Atherosclerosis is a complex disease that is characterized by the accumulation of lipids and immune cells in the inner layer of arterial walls, leading to the formation of plaques. These plaques can rupture and cause thrombosis, leading to myocardial infarction or stroke. The underlying mechanisms of atherosclerosis are not fully understood, but recent evidence has shown that gut microbiota plays a crucial role in the development and progression of this disease.
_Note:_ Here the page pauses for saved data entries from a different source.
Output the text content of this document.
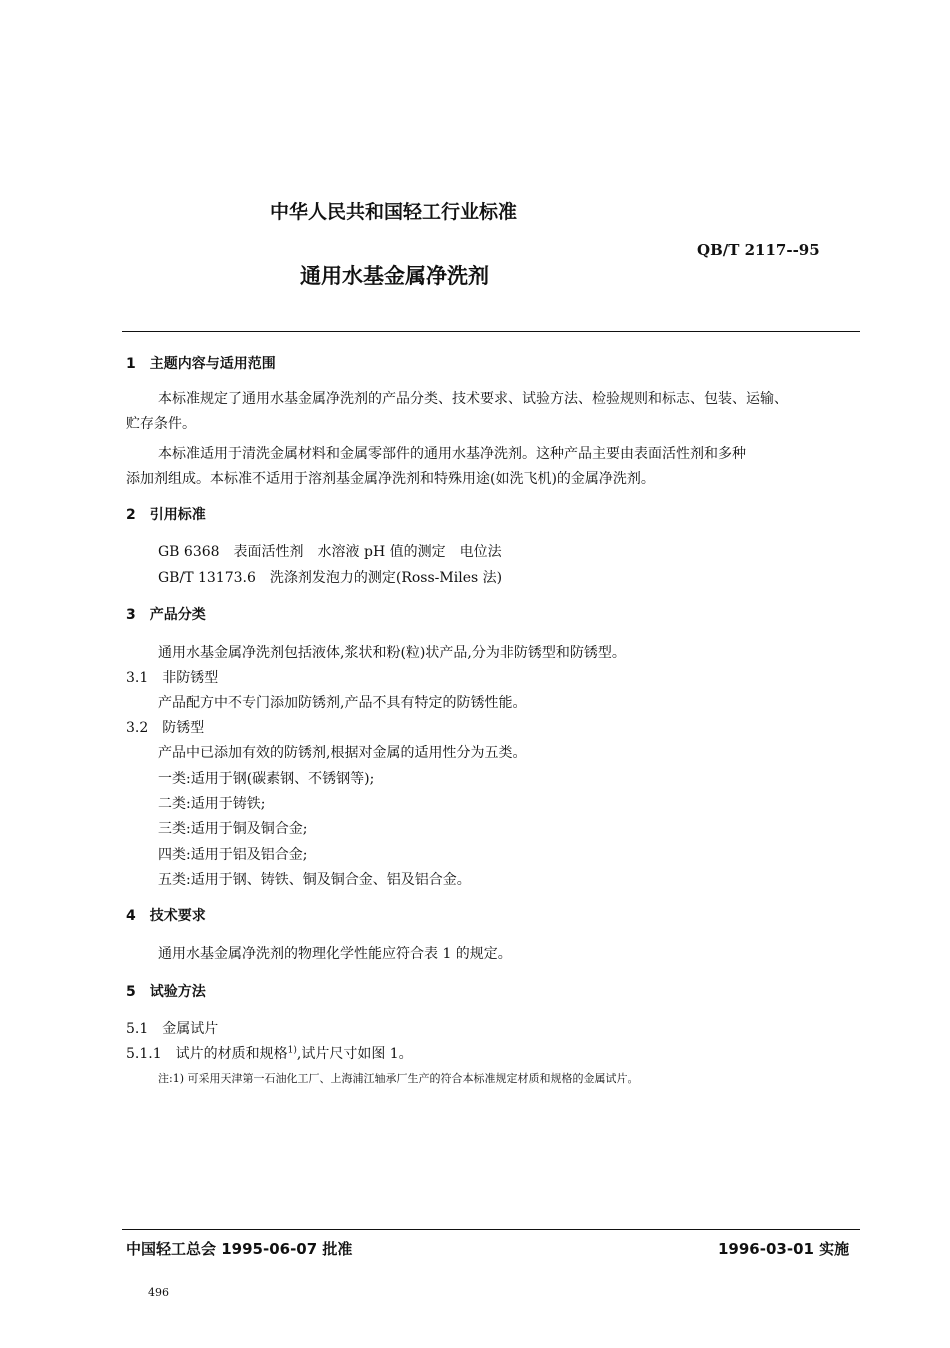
中华人民共和国轻工行业标准
QB/T 2117--95
通用水基金属净洗剂
1　主题内容与适用范围
本标准规定了通用水基金属净洗剂的产品分类、技术要求、试验方法、检验规则和标志、包装、运输、
贮存条件。
本标准适用于清洗金属材料和金属零部件的通用水基净洗剂。这种产品主要由表面活性剂和多种
添加剂组成。本标准不适用于溶剂基金属净洗剂和特殊用途(如洗飞机)的金属净洗剂。
2　引用标准
GB 6368　表面活性剂　水溶液 pH 值的测定　电位法
GB/T 13173.6　洗涤剂发泡力的测定(Ross-Miles 法)
3　产品分类
通用水基金属净洗剂包括液体,浆状和粉(粒)状产品,分为非防锈型和防锈型。
3.1　非防锈型
产品配方中不专门添加防锈剂,产品不具有特定的防锈性能。
3.2　防锈型
产品中已添加有效的防锈剂,根据对金属的适用性分为五类。
一类:适用于钢(碳素钢、不锈钢等);
二类:适用于铸铁;
三类:适用于铜及铜合金;
四类:适用于铝及铝合金;
五类:适用于钢、铸铁、铜及铜合金、铝及铝合金。
4　技术要求
通用水基金属净洗剂的物理化学性能应符合表 1 的规定。
5　试验方法
5.1　金属试片
5.1.1　试片的材质和规格$^{1)}$,试片尺寸如图 1。
注:1) 可采用天津第一石油化工厂、上海浦江轴承厂生产的符合本标准规定材质和规格的金属试片。
中国轻工总会 1995-06-07 批准	1996-03-01 实施
496
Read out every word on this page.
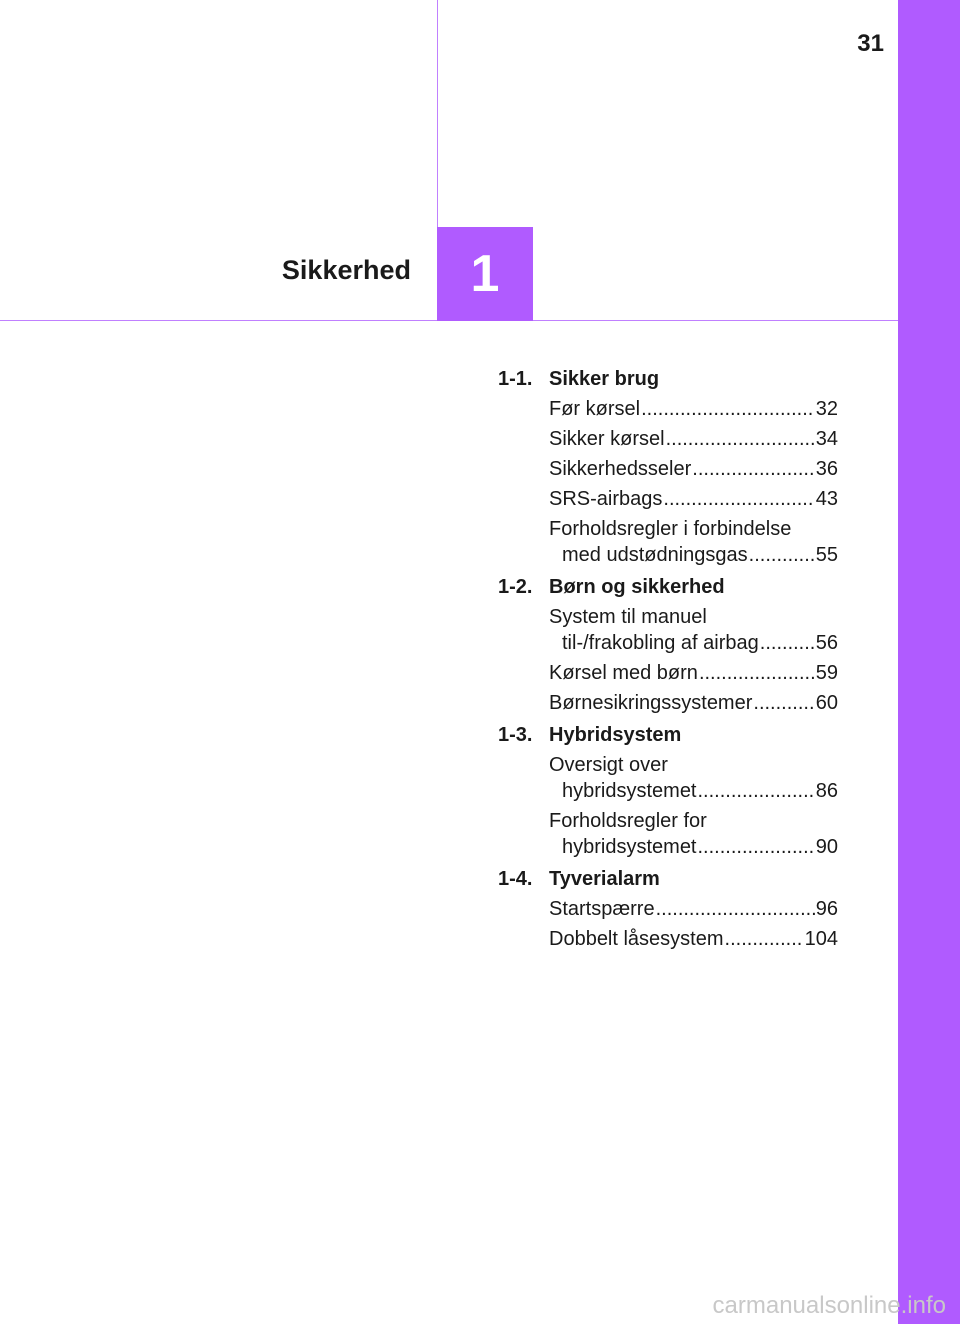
31
Sikkerhed 1
1-1. Sikker brug
Før kørsel .....	32
Sikker kørsel .....	34
Sikkerhedsseler .....	36
SRS-airbags .....	43
Forholdsregler i forbindelse
med udstødningsgas .....	55
1-2. Børn og sikkerhed
System til manuel
til-/frakobling af airbag .....	56
Kørsel med børn .....	59
Børnesikringssystemer .....	60
1-3. Hybridsystem
Oversigt over
hybridsystemet .....	86
Forholdsregler for
hybridsystemet .....	90
1-4. Tyverialarm
Startspærre .....	96
Dobbelt låsesystem .....	104
carmanualsonline.info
Gut microbiota is a complex ecosystem of microorganisms that reside in the human gastrointestinal tract. They play a crucial role in nutrient metabolism, immune regulation, and host defense against pathogens. However, dysbiosis, an imbalance in the composition and function of gut microbiota, has been implicated in various diseases, including atherosclerosis.
One of the mechanisms by which gut microbiota contributes to atherosclerosis is through the choline-TMA-TMAO pathway. Choline is a nutrient that is abundant in animal products, such as meat, eggs, and dairy. When choline is metabolized by gut microbiota, it produces trimethylamine (TMA), which is then oxidized by liver enzymes to form trimethylamine N-oxide (TMAO). TMAO has been shown to promote atherosclerosis by enhancing foam cell formation, platelet activation, and endothelial dysfunction.
Berberine has been shown to down-regulate the choline-TMA-TMAO pathway in gut microbiota, thus reducing the risk of atherosclerosis. In a study published in Nature Communications, Zhang et al. (2019) investigated the effects of berberine on gut microbiota and atherosclerosis in ApoE-/- mice fed a high-fat diet. The results showed that berberine treatment significantly reduced the abundance of TMA-producing bacteria, such as Firmicutes and Proteobacteria, and increased the abundance of TMAO-degrading bacteria, such as Akkermansia and Bacteroides. This led to a significant reduction in plasma TMAO levels and atherosclerotic lesion size in the aortic arch and thoracic aorta.